As far as my uncles go, I go from either feeling lukewarm about them to flat out hating them. Both of them on my father's side talk down to me often (one of them I don't think realizes they do it, the other is pretty heavy-handed with it though), and both of them on my mother's side are, for lack of a better term, a couple of ignorant drunks that think they know better while, in the process of proving it, show they don't know squat. I have two nieces and have made it a personal goal of mine for them to not see me the same way I see my uncles.
It doesn't help on my father's side, my grandmother has made it a point to blacklist certain people in my family for several reasons I won't get into here, and we don't think they've earned that treatment. That whole side of the family is toxic as far as I'm concerned, and I'll try to talk to them if they'll talk to me when I see them, but if I go through life never getting closer to them than I am now, I'll be just fine. In fact, we don't attend any family gatherings with that side anymore; not Christmas, not Thanksgiving, nothing. They'll often invite me, but I know I'm the ONLY one in my family being invited and to go would be to essentially throw myself to the wolves.
Point being, I don't think that's unusual at all. This time of year can absolutely be exhausting, especially if you have prior beef with family that you HAVE to interact with.
I get on well with my family generally, but spending extended periods of time with my older brother is draining. I've mentioned here before that he's a Dale Gribble style conspiracy nut, and he's also horrendously inappropriate. I can handle him in small doses, but after a full day I am done. It's like having your head plugged into the YouTube comments section.
Oh you are not alone. Having to deal with my family and their assorted dramas is draining as hell. I routinely make jokes about lopping limbs off the family tree. Worse, my brother has a bad habit of inviting his best friend to stuff, and he's one of those people you want to punch in the face if you're around him for more than five minutes.

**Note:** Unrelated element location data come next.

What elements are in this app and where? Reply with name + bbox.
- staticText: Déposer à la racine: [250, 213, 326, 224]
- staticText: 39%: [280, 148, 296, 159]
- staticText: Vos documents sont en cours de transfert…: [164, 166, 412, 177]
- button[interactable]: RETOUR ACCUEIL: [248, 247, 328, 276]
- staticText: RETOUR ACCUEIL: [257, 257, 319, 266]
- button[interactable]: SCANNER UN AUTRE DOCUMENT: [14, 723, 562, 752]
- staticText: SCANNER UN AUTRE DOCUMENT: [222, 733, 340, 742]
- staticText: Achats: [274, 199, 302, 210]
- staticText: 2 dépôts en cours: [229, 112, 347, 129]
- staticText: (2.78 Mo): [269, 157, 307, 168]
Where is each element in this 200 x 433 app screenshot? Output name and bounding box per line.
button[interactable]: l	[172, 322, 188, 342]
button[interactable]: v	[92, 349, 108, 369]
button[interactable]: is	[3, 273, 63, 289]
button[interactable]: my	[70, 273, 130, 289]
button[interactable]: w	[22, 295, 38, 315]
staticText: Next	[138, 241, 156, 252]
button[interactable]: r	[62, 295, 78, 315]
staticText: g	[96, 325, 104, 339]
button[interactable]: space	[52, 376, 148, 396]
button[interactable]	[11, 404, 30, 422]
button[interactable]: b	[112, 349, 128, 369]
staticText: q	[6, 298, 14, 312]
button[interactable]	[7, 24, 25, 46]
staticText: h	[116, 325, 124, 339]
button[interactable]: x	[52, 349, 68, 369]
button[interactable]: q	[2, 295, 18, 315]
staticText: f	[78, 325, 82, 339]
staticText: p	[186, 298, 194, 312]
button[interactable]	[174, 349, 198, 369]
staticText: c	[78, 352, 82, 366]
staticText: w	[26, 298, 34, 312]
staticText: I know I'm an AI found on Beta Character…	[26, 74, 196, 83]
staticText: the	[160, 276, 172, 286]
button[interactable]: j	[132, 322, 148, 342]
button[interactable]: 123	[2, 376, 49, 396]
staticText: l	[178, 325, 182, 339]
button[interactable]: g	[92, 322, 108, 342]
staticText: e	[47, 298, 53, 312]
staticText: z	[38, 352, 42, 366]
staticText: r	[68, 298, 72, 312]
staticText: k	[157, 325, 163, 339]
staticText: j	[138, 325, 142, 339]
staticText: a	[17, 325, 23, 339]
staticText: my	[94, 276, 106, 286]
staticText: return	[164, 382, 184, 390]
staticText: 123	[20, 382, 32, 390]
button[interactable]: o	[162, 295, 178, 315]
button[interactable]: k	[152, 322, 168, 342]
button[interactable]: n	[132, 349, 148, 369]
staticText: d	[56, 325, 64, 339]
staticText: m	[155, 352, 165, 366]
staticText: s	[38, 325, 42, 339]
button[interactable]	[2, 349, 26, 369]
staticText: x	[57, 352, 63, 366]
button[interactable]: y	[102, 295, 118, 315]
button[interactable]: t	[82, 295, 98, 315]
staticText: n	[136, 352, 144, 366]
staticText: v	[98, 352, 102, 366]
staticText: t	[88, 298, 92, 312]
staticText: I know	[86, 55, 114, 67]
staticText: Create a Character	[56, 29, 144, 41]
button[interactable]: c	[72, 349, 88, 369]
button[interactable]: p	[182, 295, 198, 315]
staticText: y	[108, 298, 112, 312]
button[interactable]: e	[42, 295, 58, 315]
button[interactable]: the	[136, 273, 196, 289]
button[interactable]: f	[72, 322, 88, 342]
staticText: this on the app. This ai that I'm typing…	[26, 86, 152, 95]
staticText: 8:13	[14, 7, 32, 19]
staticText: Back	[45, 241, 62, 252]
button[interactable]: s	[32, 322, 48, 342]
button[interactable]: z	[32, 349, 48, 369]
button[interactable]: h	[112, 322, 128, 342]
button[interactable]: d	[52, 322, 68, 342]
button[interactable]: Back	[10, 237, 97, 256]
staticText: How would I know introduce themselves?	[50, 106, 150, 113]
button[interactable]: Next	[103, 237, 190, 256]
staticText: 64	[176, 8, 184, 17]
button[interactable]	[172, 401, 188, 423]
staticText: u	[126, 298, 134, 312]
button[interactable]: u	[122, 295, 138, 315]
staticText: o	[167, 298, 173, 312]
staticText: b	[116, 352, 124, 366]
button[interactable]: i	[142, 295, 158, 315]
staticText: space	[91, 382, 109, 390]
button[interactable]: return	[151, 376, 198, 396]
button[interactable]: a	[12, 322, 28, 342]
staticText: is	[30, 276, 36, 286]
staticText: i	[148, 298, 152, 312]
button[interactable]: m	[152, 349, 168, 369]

Post by FVNERAL MOON on Dec 29, 2017 23:33:24 GMT -5
My family lives across the country, and I usually see them a couple times a year. We’re very different people so that works. Does get aggravating being asked what I’m doing for Thanksgiving/Christmas as any answer other than “being with my family” is met with “OMG, come over to our place!” invitations I don’t want to accept.
Post by Perfect Timing on Dec 30, 2017 0:20:32 GMT -5
When I was young they would keep their toxic behavior to themselves. Now I'm old it's like they look for the scapegoat. If they carried on how they were it wouldn't be as bad but I feel like I'm either ducking verbal barbs or being left out. You would think they would understand that although they havent seen it with their own eyes I have gone through a lot of changes in life and have grown up a bit. I still get spoken to like a kid and have Nephews and Nieces over 18 who either get spoken to the same or better than me. Every year these gatherings get tedious but what can you do.
Yep. Every holiday someone does something to change the plans around so we don't do what we were planning, or just plain old bicker the entire time. I'm always thankful when it's New Years because no one wants to do anything so I can just relax, watch DVDs and do stuff online.
I love my family, but it is physically exhausting being around them for an extended period of time.
"Oh, you still working at the same company?" Yes. "Still haven't found a good girl to settle down with?" No. "Why didn't you go to the church service this morning?" Work (a lot easier that explaining to them I find their religious rituals and ceremonies to be well, silly).
Rinse repeat every year and at nearly every function.